Cantor Fitzgerald published a note Tuesday saying it believes crypto markets are only a few months away from the bottom of this pullback. The bank's analysts, led by Gareth Gacetta, laid out both the cycle math and an important framework for which tokens actually deserve attention when the turn finally comes.

The October Math and Where It Comes From

Here's the cycle data that makes the October call compelling rather than arbitrary. As of June 10, Bitcoin was 252 days past its 2025 peak and down approximately 51%. Looking back across the three previous major Bitcoin market cycles, BTC bottomed an average of 384 days after peaking.

Do that math and the implied bottom arrives around late October 2026. The analysts were careful to caveat that this model is not a precise timing tool; macro, regulatory, and geopolitical risks can shift that window. But they also made a point I found genuinely interesting: crypto's reflexive nature means historical cycles can become self-reinforcing.
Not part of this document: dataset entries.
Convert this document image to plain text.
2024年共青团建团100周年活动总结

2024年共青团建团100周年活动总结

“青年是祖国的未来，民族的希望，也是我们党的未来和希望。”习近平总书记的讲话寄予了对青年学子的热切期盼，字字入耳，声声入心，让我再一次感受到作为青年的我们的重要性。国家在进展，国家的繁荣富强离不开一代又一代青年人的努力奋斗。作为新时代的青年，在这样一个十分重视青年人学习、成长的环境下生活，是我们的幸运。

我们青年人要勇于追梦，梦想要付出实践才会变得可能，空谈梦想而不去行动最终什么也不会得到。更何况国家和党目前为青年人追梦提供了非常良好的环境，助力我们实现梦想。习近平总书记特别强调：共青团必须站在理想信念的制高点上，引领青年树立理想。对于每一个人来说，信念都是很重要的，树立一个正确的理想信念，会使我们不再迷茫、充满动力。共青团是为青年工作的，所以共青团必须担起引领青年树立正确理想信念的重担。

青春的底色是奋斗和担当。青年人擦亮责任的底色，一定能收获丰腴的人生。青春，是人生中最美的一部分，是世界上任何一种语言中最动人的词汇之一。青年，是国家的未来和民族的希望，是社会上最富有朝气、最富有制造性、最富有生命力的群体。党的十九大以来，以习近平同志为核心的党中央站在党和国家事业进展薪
When enough participants expect a cycle bottom around a certain date based on historical patterns, their behavior, buying, positioning, changing sentiment, can actually help create the very outcome they're anticipating.

The Bigger Question: Which Tokens Win?

This is the part of Cantor's report I found most valuable, because identifying a bottom is only half the work. The other half is knowing what to own when the market turns.

The bank's framework is clear: adoption alone doesn't drive token value. What matters is whether a network can translate real usage into either sustainable cash flow or lasting monetary demand. Protocols that generate usage without capturing value in their tokens aren't the same as protocols where activity directly benefits token holders.

By that standard, Cantor identified Hyperliquid's HYPE as the clearest example of fee-driven token economics, the protocol uses revenue to buy back and burn HYPE tokens, directly linking trading volume to token value. Bitcoin remains the benchmark monetary asset. Ethereum is flagged as the dominant collateral layer for onchain finance.

Solana, Sui, XRP and Zcash each have differentiated strengths according to the report, but still need to demonstrate they can convert ecosystem growth into durable token demand. That's not a rejection, it's a challenge to prove the next step in their development.

Digital Asset Treasury Companies as an Overlooked Play

Cantor also highlighted an investment theme I've been thinking about, digital asset treasury companies. The bank argued the strongest of these firms are evolving well beyond passively holding tokens. They're becoming active operators generating yield, building infrastructure, and providing institutional access to digital assets.

Cantor initiated coverage of Forward Industries and Cypherpunk Technologies with overweight ratings and specific price targets, describing them as early examples of this evolution in action.

What I Make of All of This

I'm sitting here on July 1 with Bitcoin just above $60,000, fresh off its worst first half since 2022. Cantor's note doesn't make the pain of the next few months disappear, the October timeline implies we're still in it for a while longer.

But the framework matters. A Wall Street bank is telling me this bear cycle has historically defined endpoints, October is the data-implied window, and the tokens that win on the other side will be the ones where usage translates directly into token value rather than just ecosystem activity. That's not noise. That's the clearest institutional roadmap I've read for navigating what comes next, and I'll be watching October closely.